New York Metropolitan Transportation Authority (MTA) has received more than $886 million in federal aid to help cover costs associated with repairs from Superstorm Sandy, primarily in the Montague, Greenpoint and Steinway subway tunnels, and to make New York's transportation system more resilient to any future storms.
This is the first major reimbursement to the MTA for repairs it has undertaken post-Sandy. According to statements from Sen. Charles Schumer (D-NY) and Rep. Nita Lowey (D-Westchester/Rockland), the majority of the funds will be allocated to repairs in the Montague, Greepoint and Steinway tunnels, an estimated $103.5 million will fund projects along Metro-North to guard against high water levels in future storms, including track hardening and signal and power system upgrades and $84.2 million will be used on various resiliency projects throughout the MTA system.
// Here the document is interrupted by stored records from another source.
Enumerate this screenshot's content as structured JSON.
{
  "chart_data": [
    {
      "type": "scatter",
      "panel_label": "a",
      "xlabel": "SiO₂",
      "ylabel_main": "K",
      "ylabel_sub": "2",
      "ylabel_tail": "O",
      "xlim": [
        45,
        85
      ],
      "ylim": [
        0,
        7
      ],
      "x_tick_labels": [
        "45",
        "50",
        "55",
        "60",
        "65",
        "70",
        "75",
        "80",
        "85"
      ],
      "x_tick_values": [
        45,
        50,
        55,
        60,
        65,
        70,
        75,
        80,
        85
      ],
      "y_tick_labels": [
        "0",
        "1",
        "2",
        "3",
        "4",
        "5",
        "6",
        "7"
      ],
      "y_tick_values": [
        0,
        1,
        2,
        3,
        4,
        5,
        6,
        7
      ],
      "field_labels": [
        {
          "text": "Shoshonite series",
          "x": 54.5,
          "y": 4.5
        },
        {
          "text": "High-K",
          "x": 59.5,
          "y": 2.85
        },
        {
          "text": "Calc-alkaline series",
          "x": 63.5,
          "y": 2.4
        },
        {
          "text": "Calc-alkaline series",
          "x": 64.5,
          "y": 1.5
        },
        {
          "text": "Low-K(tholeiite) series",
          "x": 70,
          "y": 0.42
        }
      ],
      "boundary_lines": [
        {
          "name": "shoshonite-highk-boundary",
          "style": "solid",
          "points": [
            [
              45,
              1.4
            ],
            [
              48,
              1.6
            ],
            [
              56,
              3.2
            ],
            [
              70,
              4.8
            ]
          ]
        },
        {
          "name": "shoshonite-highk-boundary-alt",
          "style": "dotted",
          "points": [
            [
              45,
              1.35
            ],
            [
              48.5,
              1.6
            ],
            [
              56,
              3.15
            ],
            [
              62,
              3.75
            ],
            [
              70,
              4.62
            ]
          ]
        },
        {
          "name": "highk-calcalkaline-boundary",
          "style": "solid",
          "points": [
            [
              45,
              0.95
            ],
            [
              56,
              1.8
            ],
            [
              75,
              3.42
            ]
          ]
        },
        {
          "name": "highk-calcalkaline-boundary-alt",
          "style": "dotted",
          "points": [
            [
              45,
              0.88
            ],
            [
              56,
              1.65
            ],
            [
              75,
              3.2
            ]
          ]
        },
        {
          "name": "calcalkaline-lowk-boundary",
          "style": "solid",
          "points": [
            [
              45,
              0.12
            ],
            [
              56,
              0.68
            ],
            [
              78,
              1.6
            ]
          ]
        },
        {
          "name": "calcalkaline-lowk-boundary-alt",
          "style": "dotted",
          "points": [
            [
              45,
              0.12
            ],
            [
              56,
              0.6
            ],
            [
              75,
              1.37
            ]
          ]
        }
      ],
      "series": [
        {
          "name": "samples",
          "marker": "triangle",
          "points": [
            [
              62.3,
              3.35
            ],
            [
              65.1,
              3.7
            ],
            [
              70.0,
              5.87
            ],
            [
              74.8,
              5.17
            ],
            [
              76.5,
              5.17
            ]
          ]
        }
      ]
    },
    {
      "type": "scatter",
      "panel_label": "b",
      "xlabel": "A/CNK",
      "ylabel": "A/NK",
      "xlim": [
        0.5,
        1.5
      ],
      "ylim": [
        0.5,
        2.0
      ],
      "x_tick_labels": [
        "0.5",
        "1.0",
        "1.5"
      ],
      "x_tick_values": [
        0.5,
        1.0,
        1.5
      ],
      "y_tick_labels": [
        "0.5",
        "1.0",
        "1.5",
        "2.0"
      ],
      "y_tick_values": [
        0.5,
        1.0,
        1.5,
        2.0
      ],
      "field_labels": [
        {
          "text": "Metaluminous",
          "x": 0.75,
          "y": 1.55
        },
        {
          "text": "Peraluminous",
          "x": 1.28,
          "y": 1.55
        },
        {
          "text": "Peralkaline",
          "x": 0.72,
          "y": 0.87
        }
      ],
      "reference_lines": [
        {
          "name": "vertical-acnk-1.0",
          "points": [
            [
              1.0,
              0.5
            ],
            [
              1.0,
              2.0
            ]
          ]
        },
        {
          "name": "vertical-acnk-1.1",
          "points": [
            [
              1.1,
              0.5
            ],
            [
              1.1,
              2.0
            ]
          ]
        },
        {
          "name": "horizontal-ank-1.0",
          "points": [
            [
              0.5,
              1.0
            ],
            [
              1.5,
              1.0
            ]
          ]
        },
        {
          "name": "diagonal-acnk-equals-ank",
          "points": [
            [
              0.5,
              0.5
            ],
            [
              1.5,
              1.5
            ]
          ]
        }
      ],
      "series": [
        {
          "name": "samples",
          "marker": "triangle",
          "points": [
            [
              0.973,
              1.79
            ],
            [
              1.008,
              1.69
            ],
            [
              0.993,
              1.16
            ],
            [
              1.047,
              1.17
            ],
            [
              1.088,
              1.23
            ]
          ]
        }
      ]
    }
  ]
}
“The subway is New York City’s beating heart, and Sandy’s floodwaters left severe long-term damage on the system,” said Sen. Schumer. “Even though most parts of the subway got back up and running after the storm quicker than anyone ever imagined, there are still major repairs underway. This funding will be critical in restoring our system to full strength, moving New Yorkers through the city once again, and preventing such a shutdown from happening in the future.”
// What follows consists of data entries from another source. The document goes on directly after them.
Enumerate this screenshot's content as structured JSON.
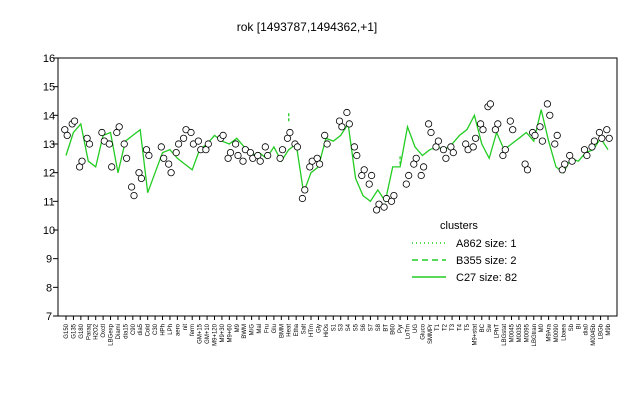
{
  "chart_data": {
    "type": "line",
    "title": "rok [1493787,1494362,+1]",
    "xlabel": "",
    "ylabel": "",
    "ylim": [
      7,
      16
    ],
    "yticks": [
      7,
      8,
      9,
      10,
      11,
      12,
      13,
      14,
      15,
      16
    ],
    "grid": false,
    "legend": {
      "title": "clusters",
      "placement": "right",
      "entries": [
        {
          "label": "A862 size: 1",
          "style": "dotted",
          "color": "#22cc22"
        },
        {
          "label": "B355 size: 2",
          "style": "dashed",
          "color": "#22cc22"
        },
        {
          "label": "C27 size: 82",
          "style": "solid",
          "color": "#22cc22"
        }
      ]
    },
    "categories": [
      "G150",
      "G135",
      "G180",
      "Paraq",
      "H2O2",
      "Oxctl",
      "LBGexp",
      "Diami",
      "dia15",
      "C90",
      "dia5",
      "Cold",
      "C30",
      "HPh",
      "LPh",
      "aero",
      "nit",
      "ferm",
      "GM+15",
      "GM+10",
      "M9+120",
      "M9+30",
      "M9+60",
      "M9",
      "BWM",
      "M/G",
      "Mal",
      "Fru",
      "Glu",
      "BMM",
      "Heat",
      "Etha",
      "Salt",
      "HTm",
      "Gly",
      "HiOs",
      "S1",
      "S3",
      "S4",
      "S5",
      "S6",
      "S7",
      "S8",
      "BT",
      "B60",
      "Pyr",
      "LoTm",
      "UG",
      "Gluco",
      "SMMPr",
      "T1",
      "T2",
      "T3",
      "T4",
      "T5",
      "M9+stat",
      "BC",
      "Sw",
      "LPhT",
      "LBGstat",
      "M0045",
      "M0035",
      "M0095",
      "LBGtran",
      "M0",
      "M9Ara",
      "M0090",
      "Lbaea",
      "Sb",
      "Bl",
      "dia0",
      "M0045b",
      "LBGb",
      "M9b"
    ],
    "series": [
      {
        "name": "C27 size: 82",
        "color": "#22cc22",
        "values": [
          12.6,
          13.4,
          13.7,
          12.4,
          12.2,
          13.3,
          13.4,
          12.0,
          13.1,
          13.3,
          13.5,
          11.3,
          12.0,
          12.7,
          12.8,
          12.5,
          12.3,
          12.1,
          12.8,
          13.0,
          13.3,
          13.1,
          13.0,
          13.2,
          12.9,
          12.6,
          12.7,
          12.5,
          12.9,
          12.4,
          12.8,
          13.0,
          11.3,
          12.0,
          12.2,
          13.2,
          13.1,
          13.3,
          13.7,
          11.8,
          11.2,
          11.0,
          11.4,
          11.0,
          12.2,
          12.2,
          13.6,
          12.9,
          12.6,
          12.8,
          12.9,
          12.8,
          13.0,
          13.3,
          13.5,
          14.0,
          13.0,
          12.5,
          13.4,
          12.8,
          13.0,
          13.2,
          13.4,
          13.1,
          14.2,
          13.1,
          12.2,
          12.0,
          12.5,
          12.4,
          12.7,
          12.8,
          13.2,
          12.8
        ]
      },
      {
        "name": "B355 size: 2",
        "color": "#22cc22",
        "values": [
          null,
          null,
          null,
          null,
          null,
          null,
          null,
          null,
          null,
          null,
          null,
          null,
          null,
          null,
          null,
          null,
          null,
          null,
          null,
          null,
          null,
          null,
          null,
          null,
          null,
          null,
          null,
          null,
          null,
          null,
          13.9,
          null,
          null,
          null,
          null,
          null,
          null,
          null,
          null,
          null,
          null,
          null,
          null,
          null,
          null,
          12.4,
          null,
          null,
          null,
          null,
          null,
          null,
          null,
          null,
          null,
          null,
          null,
          null,
          null,
          null,
          null,
          null,
          null,
          null,
          null,
          null,
          null,
          null,
          null,
          null,
          null,
          null,
          null,
          null
        ]
      }
    ],
    "points": [
      [
        13.5,
        13.3
      ],
      [
        13.7,
        13.8
      ],
      [
        12.2,
        12.4
      ],
      [
        13.2,
        13.0
      ],
      [
        13.4,
        13.1
      ],
      [
        13.0,
        12.2
      ],
      [
        13.4,
        13.6
      ],
      [
        13.0,
        12.5
      ],
      [
        11.5,
        11.2
      ],
      [
        12.0,
        11.8
      ],
      [
        12.8,
        12.6
      ],
      [
        12.9,
        12.5
      ],
      [
        12.3,
        12.0
      ],
      [
        12.7,
        13.0
      ],
      [
        13.2,
        13.5
      ],
      [
        13.4,
        13.0
      ],
      [
        13.1,
        12.8
      ],
      [
        12.8,
        13.0
      ],
      [
        13.2,
        13.3
      ],
      [
        12.5,
        12.7
      ],
      [
        13.0,
        12.6
      ],
      [
        12.4,
        12.8
      ],
      [
        12.7,
        12.5
      ],
      [
        12.6,
        12.4
      ],
      [
        12.9,
        12.6
      ],
      [
        12.5,
        12.8
      ],
      [
        13.2,
        13.4
      ],
      [
        13.0,
        12.9
      ],
      [
        11.1,
        11.4
      ],
      [
        12.2,
        12.4
      ],
      [
        12.5,
        12.3
      ],
      [
        13.3,
        13.0
      ],
      [
        13.8,
        13.6
      ],
      [
        14.1,
        13.7
      ],
      [
        12.9,
        12.6
      ],
      [
        11.9,
        12.1
      ],
      [
        11.6,
        11.9
      ],
      [
        10.7,
        10.9
      ],
      [
        10.8,
        11.1
      ],
      [
        11.0,
        11.2
      ],
      [
        11.6,
        11.9
      ],
      [
        12.3,
        12.5
      ],
      [
        11.9,
        12.2
      ],
      [
        13.7,
        13.4
      ],
      [
        12.9,
        13.1
      ],
      [
        12.8,
        12.5
      ],
      [
        12.9,
        12.7
      ],
      [
        13.0,
        12.8
      ],
      [
        12.9,
        13.2
      ],
      [
        13.7,
        13.5
      ],
      [
        14.3,
        14.4
      ],
      [
        13.5,
        13.7
      ],
      [
        12.6,
        12.8
      ],
      [
        13.8,
        13.5
      ],
      [
        12.3,
        12.1
      ],
      [
        13.4,
        13.3
      ],
      [
        13.6,
        13.1
      ],
      [
        14.4,
        14.0
      ],
      [
        13.0,
        13.3
      ],
      [
        12.1,
        12.3
      ],
      [
        12.6,
        12.4
      ],
      [
        12.8,
        12.6
      ],
      [
        12.9,
        13.1
      ],
      [
        13.4,
        13.2
      ],
      [
        13.5,
        13.2
      ]
    ]
  }
}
This funding comes from the Federal Transit Administration’s Emergency Relief program, which received $10.9 billion under the Disaster Relief Appropriations Act. MTA was allocated $3.79 billion in total Sandy-relief funds.
“This is a welcome and much-needed investment in New York’s transportation infrastructure that will ensure Metro-North is better prepared for future storms,” said Rep. Lowey. “Federal aid has been essential in not only helping communities, businesses and homeowners recover and rebuild, but in ensuring that our region is better prepared to withstand the impact of future disasters.”
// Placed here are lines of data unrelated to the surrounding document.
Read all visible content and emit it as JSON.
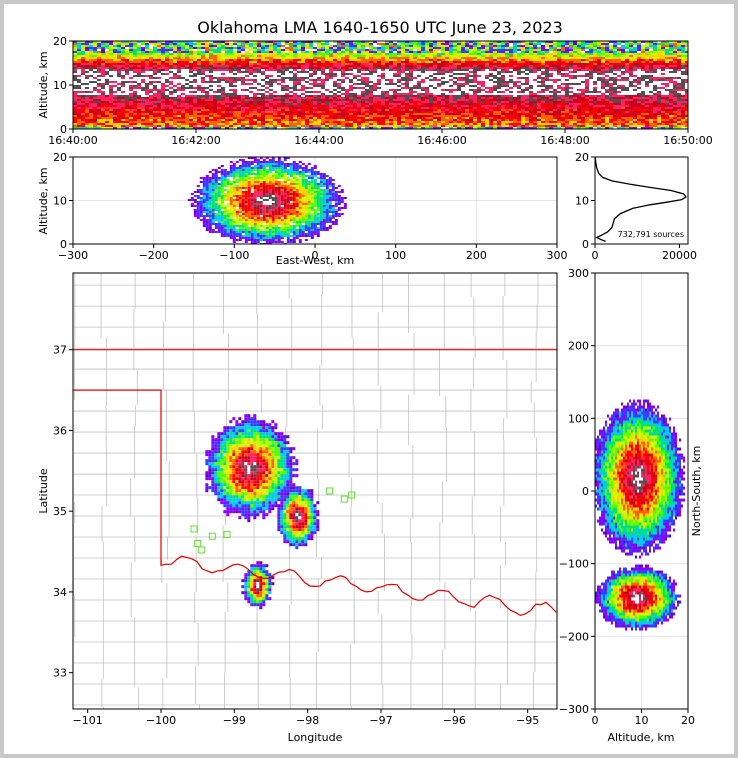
{
  "title": "Oklahoma LMA 1640-1650 UTC June 23, 2023",
  "colors": {
    "scale": [
      "#6a00c8",
      "#8800ff",
      "#3040ff",
      "#00c8ff",
      "#00e070",
      "#50ff00",
      "#c8ff00",
      "#ffd000",
      "#ff6000",
      "#ff0000",
      "#c80020",
      "#ff2060",
      "#505050",
      "#ffffff"
    ],
    "border": "#e00000",
    "county": "#c0c0c0",
    "station": "#66dd33"
  },
  "chart_data": [
    {
      "id": "time_height",
      "type": "heatmap",
      "xlabel": "",
      "ylabel": "Altitude, km",
      "x_ticks": [
        "16:40:00",
        "16:42:00",
        "16:44:00",
        "16:46:00",
        "16:48:00",
        "16:50:00"
      ],
      "y_ticks": [
        "0",
        "10",
        "20"
      ],
      "xlim": [
        "16:40:00",
        "16:50:00"
      ],
      "ylim": [
        0,
        20
      ]
    },
    {
      "id": "ew_height",
      "type": "heatmap",
      "xlabel": "East-West, km",
      "ylabel": "Altitude, km",
      "x_ticks": [
        "−300",
        "−200",
        "−100",
        "0",
        "100",
        "200",
        "300"
      ],
      "y_ticks": [
        "0",
        "10",
        "20"
      ],
      "xlim": [
        -300,
        300
      ],
      "ylim": [
        0,
        20
      ],
      "grid": true
    },
    {
      "id": "altitude_histogram",
      "type": "line",
      "x_ticks": [
        "0",
        "20000"
      ],
      "y_ticks": [
        "0",
        "10",
        "20"
      ],
      "xlim": [
        0,
        22000
      ],
      "ylim": [
        0,
        20
      ],
      "annotation": "732,791 sources",
      "x": [
        2500,
        1500,
        400,
        1500,
        3000,
        4000,
        4300,
        4600,
        6000,
        9000,
        13000,
        17000,
        20500,
        21500,
        21000,
        18000,
        13000,
        8000,
        4000,
        1800,
        900,
        400,
        150,
        50
      ],
      "y": [
        0.6,
        1.0,
        1.5,
        2.0,
        2.8,
        3.8,
        4.8,
        5.8,
        7.0,
        8.2,
        9.0,
        9.6,
        10.2,
        10.8,
        11.5,
        12.3,
        13.0,
        13.8,
        14.5,
        15.3,
        16.2,
        17.5,
        19.0,
        20.5
      ]
    },
    {
      "id": "plan_view",
      "type": "heatmap",
      "xlabel": "Longitude",
      "ylabel": "Latitude",
      "x_ticks": [
        "−101",
        "−100",
        "−99",
        "−98",
        "−97",
        "−96",
        "−95"
      ],
      "y_ticks": [
        "33",
        "34",
        "35",
        "36",
        "37"
      ],
      "xlim": [
        -101.2,
        -94.6
      ],
      "ylim": [
        32.55,
        37.95
      ]
    },
    {
      "id": "ns_height",
      "type": "heatmap",
      "xlabel": "Altitude, km",
      "ylabel": "North-South, km",
      "x_ticks": [
        "0",
        "10",
        "20"
      ],
      "y_ticks": [
        "−300",
        "−200",
        "−100",
        "0",
        "100",
        "200",
        "300"
      ],
      "xlim": [
        0,
        20
      ],
      "ylim": [
        -300,
        300
      ],
      "grid": true
    }
  ]
}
Hurricane Sandy floodwaters inundated the three major East River subway tunnels – Montague, Greenpoint and Steinway – with thousands of gallons of water, and forced major re-routes of subway lines in the weeks following the storm. In the case of the Montague tunnel, it is currently undergoing significant repairs that have forced the MTA to take the tunnel out of service for a total of 14 months, disrupting R-train service between Brooklyn and Manhattan.